Nonprofit group offers advice to Trump transition team on successfully filling the most critical leadership jobs in federal agencies.
What do the deputy secretary of the Energy Department, the head of the Federal Emergency Management Agency, and the commissioner of the Internal Revenue Service all have in common? They are among the 40 toughest management jobs in the federal government, according to a bipartisan nonprofit group of former government officials.
There are nearly 4,000 political appointments that the next administration has to fill – an enormous task that has to be accomplished on a tight time frame. Anyone who has ever worked in government knows that the hurly-burly of the campaign trail is very different from the complicated, daily operations of managing a federal agency. The National Academy of Public Administration, through its Transition 2016 initiative, is releasing its 2017 Prune Book on Wednesday, which describes these high-profile, challenging management jobs and the importance of staffing them with the most capable people.

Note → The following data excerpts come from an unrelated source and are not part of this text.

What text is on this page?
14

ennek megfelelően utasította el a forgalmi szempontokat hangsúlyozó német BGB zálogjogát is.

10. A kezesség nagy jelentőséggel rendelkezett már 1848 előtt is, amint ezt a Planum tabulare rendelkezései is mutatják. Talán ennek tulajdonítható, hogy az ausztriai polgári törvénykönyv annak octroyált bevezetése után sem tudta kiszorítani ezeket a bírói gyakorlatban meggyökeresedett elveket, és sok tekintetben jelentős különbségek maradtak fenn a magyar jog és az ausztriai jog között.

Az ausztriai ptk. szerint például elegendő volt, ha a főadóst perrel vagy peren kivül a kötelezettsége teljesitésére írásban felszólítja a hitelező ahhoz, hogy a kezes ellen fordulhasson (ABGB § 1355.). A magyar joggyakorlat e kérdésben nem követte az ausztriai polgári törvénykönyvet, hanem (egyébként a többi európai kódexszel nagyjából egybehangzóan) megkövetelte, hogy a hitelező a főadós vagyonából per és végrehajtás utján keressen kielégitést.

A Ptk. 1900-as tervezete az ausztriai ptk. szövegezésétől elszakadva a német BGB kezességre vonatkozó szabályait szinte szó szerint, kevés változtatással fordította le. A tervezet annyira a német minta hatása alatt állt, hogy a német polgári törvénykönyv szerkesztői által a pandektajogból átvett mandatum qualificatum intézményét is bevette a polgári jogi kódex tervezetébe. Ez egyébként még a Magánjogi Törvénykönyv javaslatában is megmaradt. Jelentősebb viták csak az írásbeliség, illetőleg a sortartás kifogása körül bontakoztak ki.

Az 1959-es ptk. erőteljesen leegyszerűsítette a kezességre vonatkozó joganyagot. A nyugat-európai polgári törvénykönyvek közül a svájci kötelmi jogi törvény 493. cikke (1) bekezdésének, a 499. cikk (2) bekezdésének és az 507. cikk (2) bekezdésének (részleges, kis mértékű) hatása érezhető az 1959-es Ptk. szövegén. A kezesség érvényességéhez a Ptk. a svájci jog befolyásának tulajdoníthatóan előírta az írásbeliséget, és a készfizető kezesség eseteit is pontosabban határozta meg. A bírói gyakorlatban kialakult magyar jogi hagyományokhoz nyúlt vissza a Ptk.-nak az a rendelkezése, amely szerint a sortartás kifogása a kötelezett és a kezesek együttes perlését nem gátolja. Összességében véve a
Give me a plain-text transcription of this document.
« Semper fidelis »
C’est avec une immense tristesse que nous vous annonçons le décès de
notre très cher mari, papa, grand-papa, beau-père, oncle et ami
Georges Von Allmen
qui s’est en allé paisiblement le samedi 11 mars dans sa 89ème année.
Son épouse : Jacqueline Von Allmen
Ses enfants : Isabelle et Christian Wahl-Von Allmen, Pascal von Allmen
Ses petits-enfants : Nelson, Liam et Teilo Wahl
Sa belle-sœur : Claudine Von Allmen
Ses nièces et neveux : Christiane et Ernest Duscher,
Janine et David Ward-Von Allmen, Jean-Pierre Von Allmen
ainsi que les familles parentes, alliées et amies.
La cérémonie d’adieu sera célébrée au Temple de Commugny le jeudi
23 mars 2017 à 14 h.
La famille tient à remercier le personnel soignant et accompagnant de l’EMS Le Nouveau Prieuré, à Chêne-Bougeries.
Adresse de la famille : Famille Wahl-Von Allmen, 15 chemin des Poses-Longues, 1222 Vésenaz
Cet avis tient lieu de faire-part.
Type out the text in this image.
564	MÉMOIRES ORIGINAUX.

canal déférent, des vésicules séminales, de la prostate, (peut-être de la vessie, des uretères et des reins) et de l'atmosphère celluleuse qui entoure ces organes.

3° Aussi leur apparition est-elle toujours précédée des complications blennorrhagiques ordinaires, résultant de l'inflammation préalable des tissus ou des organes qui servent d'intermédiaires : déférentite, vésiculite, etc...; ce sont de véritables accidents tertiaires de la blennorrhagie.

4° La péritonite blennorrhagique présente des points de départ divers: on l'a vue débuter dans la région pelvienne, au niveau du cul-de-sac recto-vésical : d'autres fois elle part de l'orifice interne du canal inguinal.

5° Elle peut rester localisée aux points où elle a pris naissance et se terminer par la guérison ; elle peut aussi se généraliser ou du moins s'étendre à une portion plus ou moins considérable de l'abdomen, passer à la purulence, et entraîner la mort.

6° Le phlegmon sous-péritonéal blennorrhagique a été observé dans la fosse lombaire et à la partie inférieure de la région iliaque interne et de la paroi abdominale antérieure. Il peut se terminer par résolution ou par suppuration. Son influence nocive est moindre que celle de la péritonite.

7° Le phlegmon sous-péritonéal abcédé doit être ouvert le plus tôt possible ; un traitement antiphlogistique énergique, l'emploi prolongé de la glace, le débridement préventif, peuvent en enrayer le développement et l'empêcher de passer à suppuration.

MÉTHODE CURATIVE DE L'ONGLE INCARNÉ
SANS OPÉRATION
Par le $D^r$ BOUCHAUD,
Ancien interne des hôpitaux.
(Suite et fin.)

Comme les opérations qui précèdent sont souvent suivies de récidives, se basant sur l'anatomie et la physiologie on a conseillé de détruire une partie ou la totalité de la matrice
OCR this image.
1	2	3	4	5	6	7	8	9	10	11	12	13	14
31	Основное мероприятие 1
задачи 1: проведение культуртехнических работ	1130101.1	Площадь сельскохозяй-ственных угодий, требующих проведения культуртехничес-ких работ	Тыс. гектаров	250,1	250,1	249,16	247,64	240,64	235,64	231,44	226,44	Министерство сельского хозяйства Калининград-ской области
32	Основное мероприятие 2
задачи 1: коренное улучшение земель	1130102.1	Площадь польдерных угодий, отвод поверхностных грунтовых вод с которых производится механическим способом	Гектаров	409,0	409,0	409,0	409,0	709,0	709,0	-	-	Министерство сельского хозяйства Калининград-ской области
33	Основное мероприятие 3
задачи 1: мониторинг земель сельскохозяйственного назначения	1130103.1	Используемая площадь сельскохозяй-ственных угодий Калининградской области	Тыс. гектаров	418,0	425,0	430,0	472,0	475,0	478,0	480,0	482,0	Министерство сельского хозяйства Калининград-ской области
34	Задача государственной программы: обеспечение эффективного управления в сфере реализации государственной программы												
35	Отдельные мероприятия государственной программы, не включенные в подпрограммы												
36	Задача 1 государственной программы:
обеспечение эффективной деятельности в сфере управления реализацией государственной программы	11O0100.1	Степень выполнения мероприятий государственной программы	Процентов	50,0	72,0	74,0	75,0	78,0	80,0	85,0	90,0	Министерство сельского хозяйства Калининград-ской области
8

“Turning campaign promises into working policies requires more than just political bravado,” said the Political Appointee Project website, which lists the 40 toughest management jobs in government. “It takes great management skills.”
The 40 jobs identified by NAPA and its Transition 2016 team fall into five categories: governmentwide managers; deputy secretaries; and leaders in the areas of natural resources, information and infrastructure; national and homeland security; and health, education and income security programs.
“This book is the culmination of decades of experience and expertise from our Transition 2016 Steering Committee and Academy Fellowship, consisting of current and former political appointees from across government,” said Transition 2016 Co-Chairs David Chu and Edward DeSeve, who both had long careers as political appointees in Republican and Democratic administrations. “We are proud to offer this guidebook as a resource to the incoming administration from those who have previously served and know what it takes to succeed as a government manager.”
The hardest jobs listed in the governmentwide managers category are: Office of Management and Budget director; Office of Personnel Management director; OMB deputy director for management; General Services Administration administrator; and Treasury Department deputy secretary. Other positions NAPA identified as being particularly complex included:
- National Oceanic and Atmospheric Administration administrator
- Federal Aviation Administration administrator
- Census Bureau director
- CIA director
- FBI director
- National Nuclear Security Administration administrator
- Veterans Health Administration health undersecretary
- Centers for Disease Control and Prevention director
- Social Security Administration commissioner
“These jobs are characterized by operational complexity,” the Political Appointee Project website stated. “The performance of these jobs will have a direct impact on the American citizenry, including direct delivery of services and accomplishments of the president's agenda. All of these positions will have to overcome enormous management challenges to accomplish their goals.”